Les deux. Dans le cadre d’une personne souffrant de schizophrénie où il y a nécessité de prise en charge en remédiation cognitive, soit je réalise un suivi individualisé en accompagnant la personne une à deux fois par semaine, soit je vais orienter la personne vers un groupe déjà en place (je reverrai la personne à l’issue de ce groupe pour un nouveau bilan cognitif). Il m’arrive de temps en temps de réaliser des entretiens ponctuels et, étant actuellement en formation en TCC (Thérapies Cognitives et Comportementales), avec certains patients où l’alliance est bien posée et le contact de qualité, je peux proposer des suivis sur des objectifs TCC (et pas forcément uniquement neuropsychologiques).
Est-ce qu’il y a un message récurrent que vous faites passer aux personnes que vous accompagnez ?
Dans le cadre du bilan : je ne leur demande pas de tout réussir, je leur demande d’essayer de faire de leur mieux, le reste se construira ensemble.
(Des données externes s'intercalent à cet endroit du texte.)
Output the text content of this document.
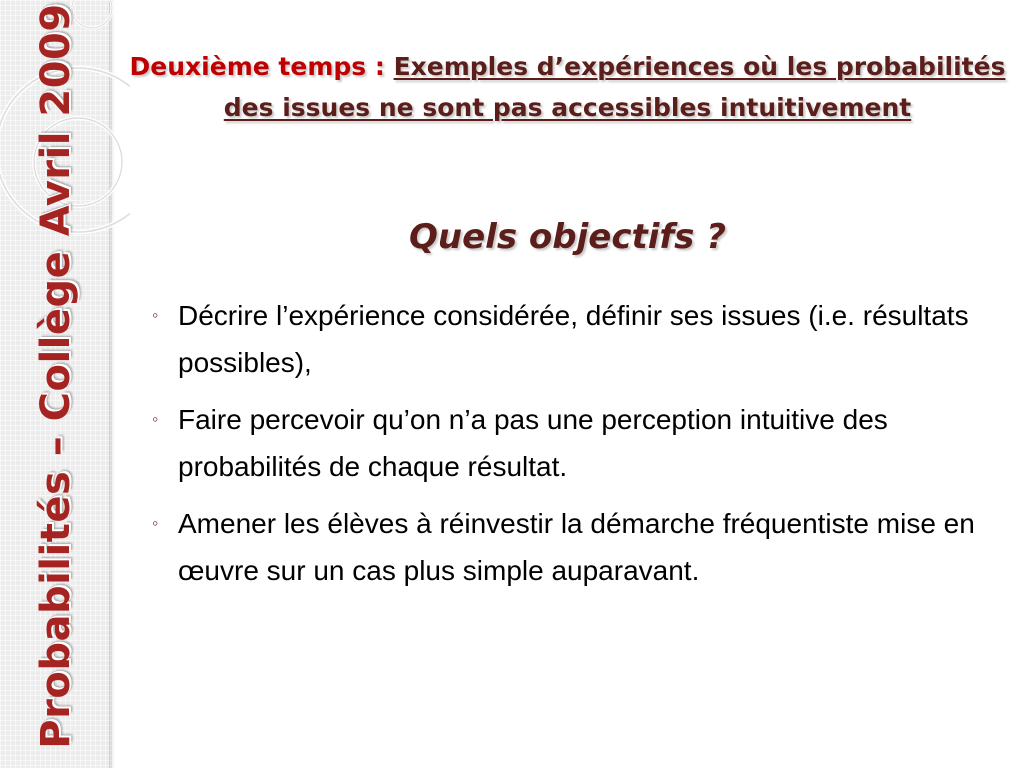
Probabilités – Collège Avril 2009 Deuxième temps : Exemples d’expériences où les probabilités des issues ne sont pas accessibles intuitivement
Quels objectifs ?
◦ Décrire l’expérience considérée, définir ses issues (i.e. résultats possibles),
◦ Faire percevoir qu’on n’a pas une perception intuitive des probabilités de chaque résultat.
◦ Amener les élèves à réinvestir la démarche fréquentiste mise en œuvre sur un cas plus simple auparavant.
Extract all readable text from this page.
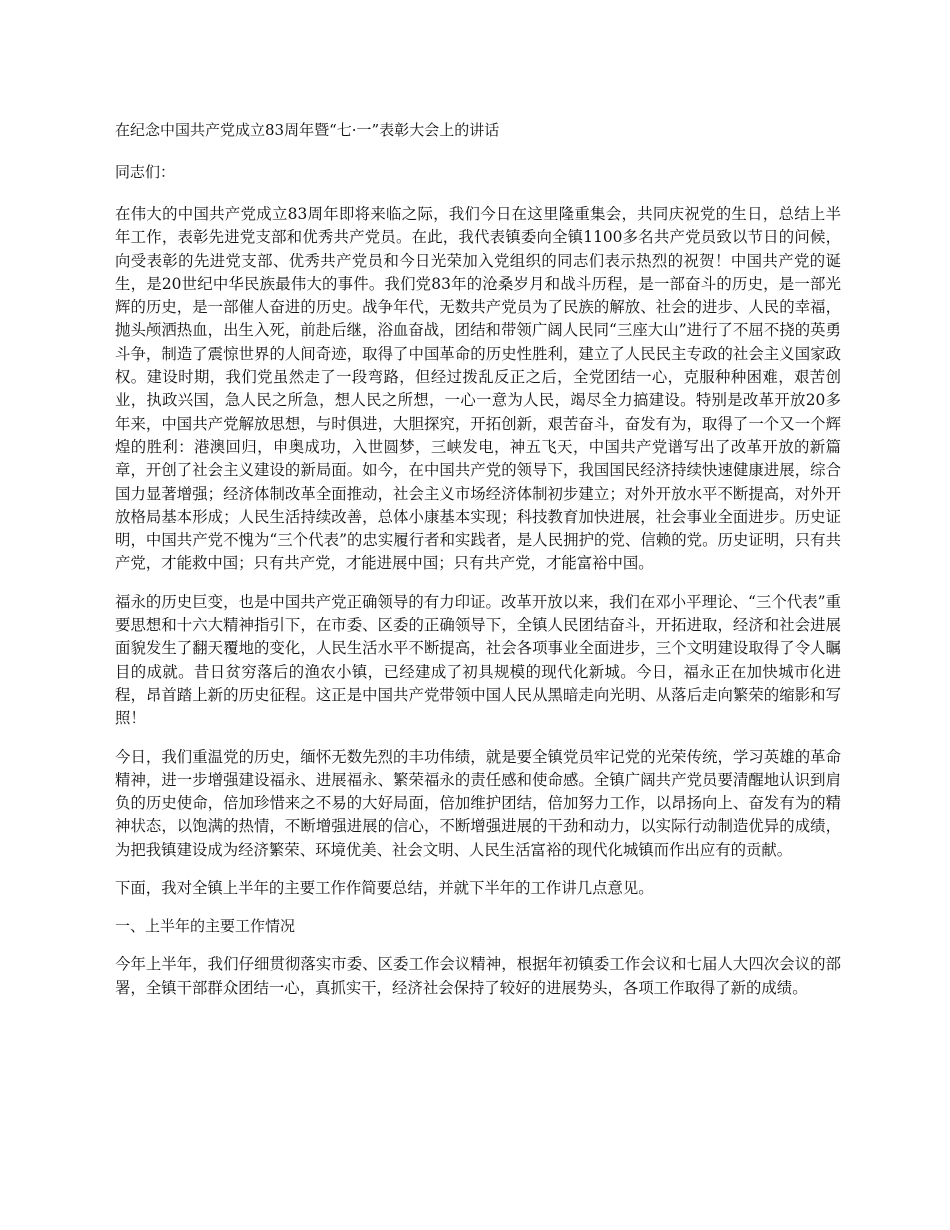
在纪念中国共产党成立83周年暨“七·一”表彰大会上的讲话
同志们：

在伟大的中国共产党成立83周年即将来临之际，我们今日在这里隆重集会，共同庆祝党的生日，总结上半年工作，表彰先进党支部和优秀共产党员。在此，我代表镇委向全镇1100多名共产党员致以节日的问候，向受表彰的先进党支部、优秀共产党员和今日光荣加入党组织的同志们表示热烈的祝贺！中国共产党的诞生，是20世纪中华民族最伟大的事件。我们党83年的沧桑岁月和战斗历程，是一部奋斗的历史，是一部光辉的历史，是一部催人奋进的历史。战争年代，无数共产党员为了民族的解放、社会的进步、人民的幸福，抛头颅洒热血，出生入死，前赴后继，浴血奋战，团结和带领广阔人民同“三座大山”进行了不屈不挠的英勇斗争，制造了震惊世界的人间奇迹，取得了中国革命的历史性胜利，建立了人民民主专政的社会主义国家政权。建设时期，我们党虽然走了一段弯路，但经过拨乱反正之后，全党团结一心，克服种种困难，艰苦创业，执政兴国，急人民之所急，想人民之所想，一心一意为人民，竭尽全力搞建设。特别是改革开放20多年来，中国共产党解放思想，与时俱进，大胆探究，开拓创新，艰苦奋斗，奋发有为，取得了一个又一个辉煌的胜利：港澳回归，申奥成功，入世圆梦，三峡发电，神五飞天，中国共产党谱写出了改革开放的新篇章，开创了社会主义建设的新局面。如今，在中国共产党的领导下，我国国民经济持续快速健康进展，综合国力显著增强；经济体制改革全面推动，社会主义市场经济体制初步建立；对外开放水平不断提高，对外开放格局基本形成；人民生活持续改善，总体小康基本实现；科技教育加快进展，社会事业全面进步。历史证明，中国共产党不愧为“三个代表”的忠实履行者和实践者，是人民拥护的党、信赖的党。历史证明，只有共产党，才能救中国；只有共产党，才能进展中国；只有共产党，才能富裕中国。

福永的历史巨变，也是中国共产党正确领导的有力印证。改革开放以来，我们在邓小平理论、“三个代表”重要思想和十六大精神指引下，在市委、区委的正确领导下，全镇人民团结奋斗，开拓进取，经济和社会进展面貌发生了翻天覆地的变化，人民生活水平不断提高，社会各项事业全面进步，三个文明建设取得了令人瞩目的成就。昔日贫穷落后的渔农小镇，已经建成了初具规模的现代化新城。今日，福永正在加快城市化进程，昂首踏上新的历史征程。这正是中国共产党带领中国人民从黑暗走向光明、从落后走向繁荣的缩影和写照！

今日，我们重温党的历史，缅怀无数先烈的丰功伟绩，就是要全镇党员牢记党的光荣传统，学习英雄的革命精神，进一步增强建设福永、进展福永、繁荣福永的责任感和使命感。全镇广阔共产党员要清醒地认识到肩负的历史使命，倍加珍惜来之不易的大好局面，倍加维护团结，倍加努力工作，以昂扬向上、奋发有为的精神状态，以饱满的热情，不断增强进展的信心，不断增强进展的干劲和动力，以实际行动制造优异的成绩，为把我镇建设成为经济繁荣、环境优美、社会文明、人民生活富裕的现代化城镇而作出应有的贡献。

下面，我对全镇上半年的主要工作作简要总结，并就下半年的工作讲几点意见。

一、上半年的主要工作情况

今年上半年，我们仔细贯彻落实市委、区委工作会议精神，根据年初镇委工作会议和七届人大四次会议的部署，全镇干部群众团结一心，真抓实干，经济社会保持了较好的进展势头，各项工作取得了新的成绩。
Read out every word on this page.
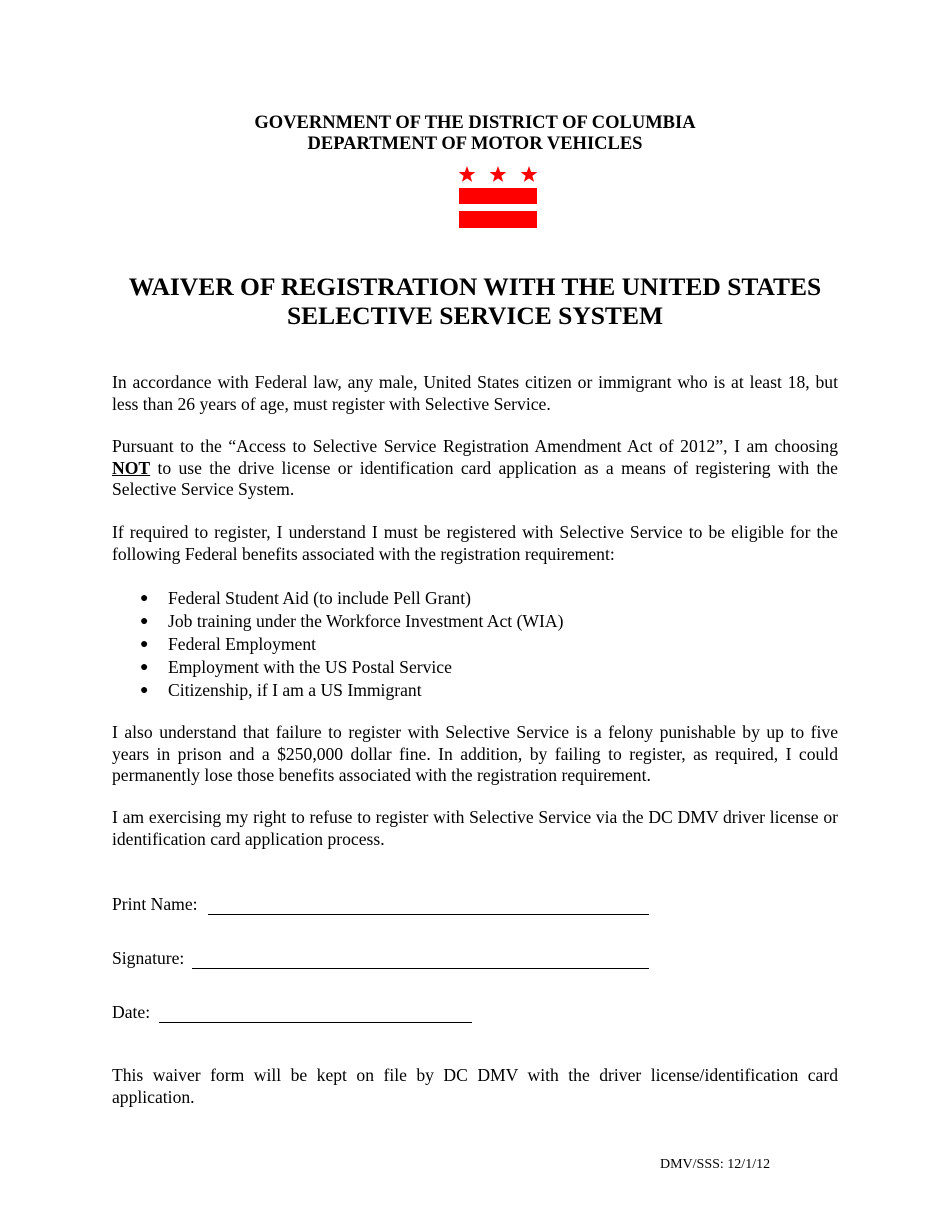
GOVERNMENT OF THE DISTRICT OF COLUMBIA
DEPARTMENT OF MOTOR VEHICLES
WAIVER OF REGISTRATION WITH THE UNITED STATES
SELECTIVE SERVICE SYSTEM

In accordance with Federal law, any male, United States citizen or immigrant who is at least 18, but less than 26 years of age, must register with Selective Service.

Pursuant to the “Access to Selective Service Registration Amendment Act of 2012”, I am choosing NOT to use the drive license or identification card application as a means of registering with the Selective Service System.

If required to register, I understand I must be registered with Selective Service to be eligible for the following Federal benefits associated with the registration requirement:

● Federal Student Aid (to include Pell Grant)
● Job training under the Workforce Investment Act (WIA)
● Federal Employment
● Employment with the US Postal Service
● Citizenship, if I am a US Immigrant

I also understand that failure to register with Selective Service is a felony punishable by up to five years in prison and a $250,000 dollar fine. In addition, by failing to register, as required, I could permanently lose those benefits associated with the registration requirement.

I am exercising my right to refuse to register with Selective Service via the DC DMV driver license or identification card application process.

Print Name:
Signature:
Date:

This waiver form will be kept on file by DC DMV with the driver license/identification card application.

DMV/SSS: 12/1/12
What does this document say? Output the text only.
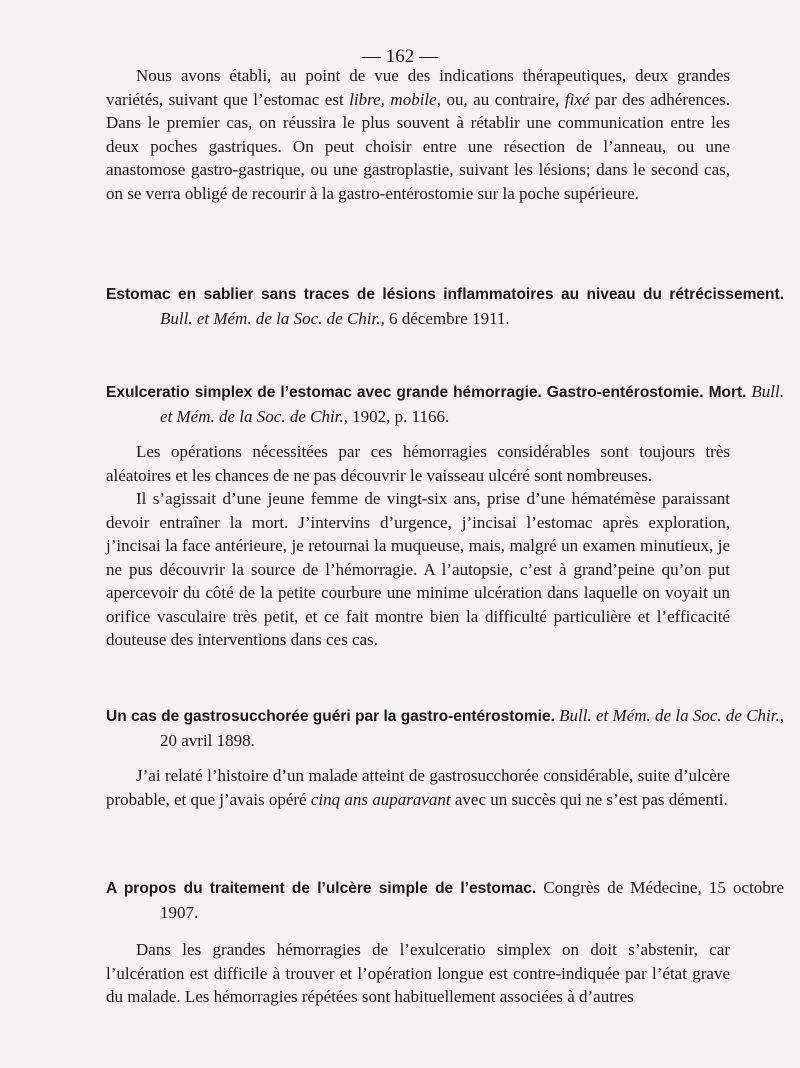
— 162 —

Nous avons établi, au point de vue des indications thérapeutiques, deux grandes variétés, suivant que l’estomac est libre, mobile, ou, au contraire, fixé par des adhérences. Dans le premier cas, on réussira le plus souvent à rétablir une communication entre les deux poches gastriques. On peut choisir entre une résection de l’anneau, ou une anastomose gastro-gastrique, ou une gastroplastie, suivant les lésions; dans le second cas, on se verra obligé de recourir à la gastro-entérostomie sur la poche supérieure.

Estomac en sablier sans traces de lésions inflammatoires au niveau du rétrécissement. Bull. et Mém. de la Soc. de Chir., 6 décembre 1911.

Exulceratio simplex de l’estomac avec grande hémorragie. Gastro-entérostomie. Mort. Bull. et Mém. de la Soc. de Chir., 1902, p. 1166.

Les opérations nécessitées par ces hémorragies considérables sont toujours très aléatoires et les chances de ne pas découvrir le vaisseau ulcéré sont nombreuses.

Il s’agissait d’une jeune femme de vingt-six ans, prise d’une hématémèse paraissant devoir entraîner la mort. J’intervins d’urgence, j’incisai l’estomac après exploration, j’incisai la face antérieure, je retournai la muqueuse, mais, malgré un examen minutieux, je ne pus découvrir la source de l’hémorragie. A l’autopsie, c’est à grand’peine qu’on put apercevoir du côté de la petite courbure une minime ulcération dans laquelle on voyait un orifice vasculaire très petit, et ce fait montre bien la difficulté particulière et l’efficacité douteuse des interventions dans ces cas.

Un cas de gastrosucchorée guéri par la gastro-entérostomie. Bull. et Mém. de la Soc. de Chir., 20 avril 1898.

J’ai relaté l’histoire d’un malade atteint de gastrosucchorée considérable, suite d’ulcère probable, et que j’avais opéré cinq ans auparavant avec un succès qui ne s’est pas démenti.

A propos du traitement de l’ulcère simple de l’estomac. Congrès de Médecine, 15 octobre 1907.

Dans les grandes hémorragies de l’exulceratio simplex on doit s’abstenir, car l’ulcération est difficile à trouver et l’opération longue est contre-indiquée par l’état grave du malade. Les hémorragies répétées sont habituellement associées à d’autres
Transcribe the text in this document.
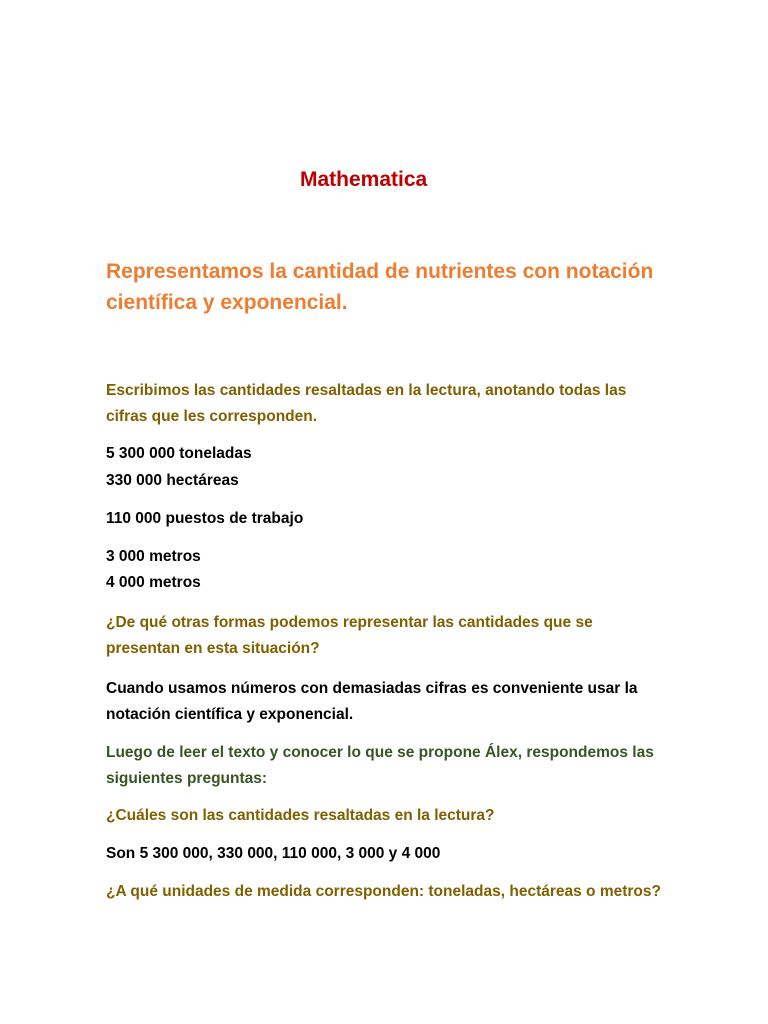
Mathematica
Representamos la cantidad de nutrientes con notación científica y exponencial.

Escribimos las cantidades resaltadas en la lectura, anotando todas las cifras que les corresponden.

5 300 000 toneladas

330 000 hectáreas

110 000 puestos de trabajo

3 000 metros

4 000 metros

¿De qué otras formas podemos representar las cantidades que se presentan en esta situación?

Cuando usamos números con demasiadas cifras es conveniente usar la notación científica y exponencial.

Luego de leer el texto y conocer lo que se propone Álex, respondemos las siguientes preguntas:

¿Cuáles son las cantidades resaltadas en la lectura?

Son 5 300 000, 330 000, 110 000, 3 000 y 4 000

¿A qué unidades de medida corresponden: toneladas, hectáreas o metros?
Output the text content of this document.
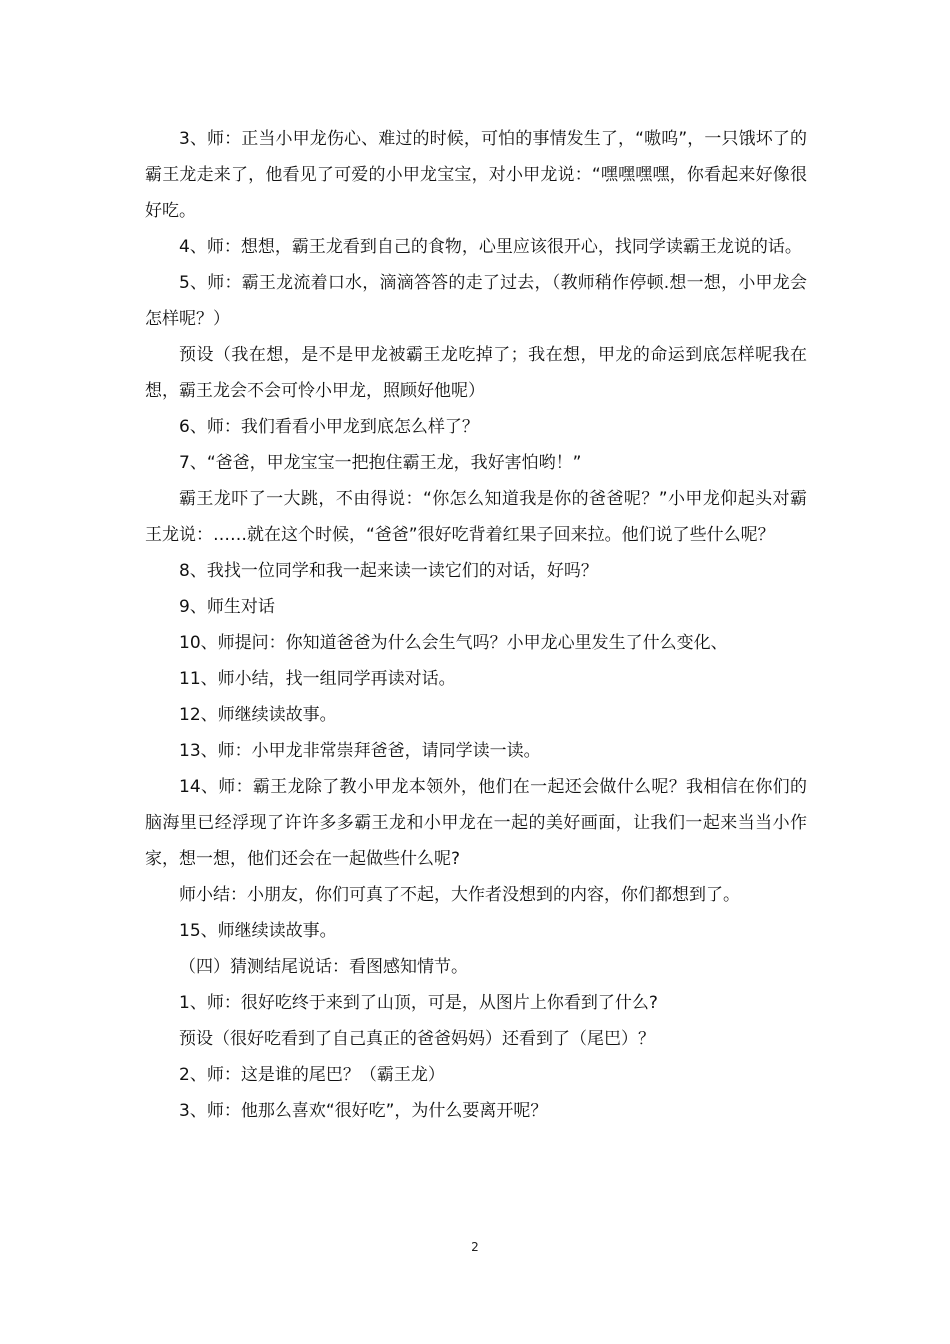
3、师：正当小甲龙伤心、难过的时候，可怕的事情发生了，“嗷呜”，一只饿坏了的霸王龙走来了，他看见了可爱的小甲龙宝宝，对小甲龙说：“嘿嘿嘿嘿，你看起来好像很好吃。

4、师：想想，霸王龙看到自己的食物，心里应该很开心，找同学读霸王龙说的话。

5、师：霸王龙流着口水，滴滴答答的走了过去，（教师稍作停顿.想一想，小甲龙会怎样呢？）

预设（我在想，是不是甲龙被霸王龙吃掉了；我在想，甲龙的命运到底怎样呢我在想，霸王龙会不会可怜小甲龙，照顾好他呢）

6、师：我们看看小甲龙到底怎么样了？

7、“爸爸，甲龙宝宝一把抱住霸王龙，我好害怕哟！”

霸王龙吓了一大跳，不由得说：“你怎么知道我是你的爸爸呢？”小甲龙仰起头对霸王龙说：……就在这个时候，“爸爸”很好吃背着红果子回来拉。他们说了些什么呢？

8、我找一位同学和我一起来读一读它们的对话，好吗？

9、师生对话

10、师提问：你知道爸爸为什么会生气吗？小甲龙心里发生了什么变化、

11、师小结，找一组同学再读对话。

12、师继续读故事。

13、师：小甲龙非常崇拜爸爸，请同学读一读。

14、师：霸王龙除了教小甲龙本领外，他们在一起还会做什么呢？我相信在你们的脑海里已经浮现了许许多多霸王龙和小甲龙在一起的美好画面，让我们一起来当当小作家，想一想，他们还会在一起做些什么呢?

师小结：小朋友，你们可真了不起，大作者没想到的内容，你们都想到了。

15、师继续读故事。

（四）猜测结尾说话：看图感知情节。

1、师：很好吃终于来到了山顶，可是，从图片上你看到了什么?

预设（很好吃看到了自己真正的爸爸妈妈）还看到了（尾巴）？

2、师：这是谁的尾巴？（霸王龙）

3、师：他那么喜欢“很好吃”，为什么要离开呢？

2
La situation de bilan est une situation où l’on est vulnérable : j’essaie d’instaurer un cadre bienveillant et sympathique, que les gens se sentent en confiance, parce que c’est difficile de se mettre à nu, même cognitivement parlant. On doit être confronté au fait que ça ne se passe peut-être pas comme on a envie que cela se passe. L’objectif de construire ensemble est toujours présent même en situation d’échec : rien n'est perdu, rien n'est définitif, le bilan est un état des lieux, c’est une photographie à l’instant T, ce n’est pas prédictif de la suite et des ressources de demain.
Pourquoi en psychiatrie ?
Pour l’apport du Neuropsychologue en psychiatrie. C’est le côté modifiable des troubles qui fait l’intérêt du Neuropsychologue en psychiatrie. Dans le cadre de pathologies chroniques comme la schizophrénie, les troubles cognitifs sont quand même très régulièrement présents. Et l’idée de pouvoir proposer un accompagnement spécifique sur ces difficultés, qui retentissent de façon importante dans la vie quotidienne de nos patients, a du sens. L’objectif est vraiment de pouvoir apporter un éclairage cognitif, mais pas que, sur la cognition sociale permettant vraiment de favoriser les projets de nos patients.
Ce qui est important de manière générale, c’est de transmettre un message d’espoir : avoir des difficultés de mémoire, avoir des problèmes de communication est pénible. Cela a des répercutions mais pour autant cela n’est pas prédictible de l’évolution de la personne au sein de sa famille, son emploi. La personne accompagnée peut avoir l’impression que l’étiquette a été posée, le pronostic est tombé, sa vie est foutue : il y a toujours possibilité d’évoluer et je trouve que ce paramètre est très important parce que nos patients ont perdu cet espoir. Lorsqu’on exerce en psychiatrie, cette notion de positivisme est indispensable.
Un·e Neuropsychologue qui ne travaille pas en psychiatrie accompagne quel type de personnes ?
Il·elle accompagnerait des personnes dans le cadre des AVC (Accident Vasculaire Cérébral), après un traumatisme crânien, des populations gériatriques lorsqu’il y a une suspicion de démence (et si oui laquelle), en rééducation. En addictologie également ainsi qu’au bloc opératoire dans le cadre de chirurgie éveillée notamment (technique pour assister le neurochirurgien afin que l’opération impacte le moins possible le patient dans sa vie quotidienne). Il·elle peut également intervenir sur des protocoles de recherche.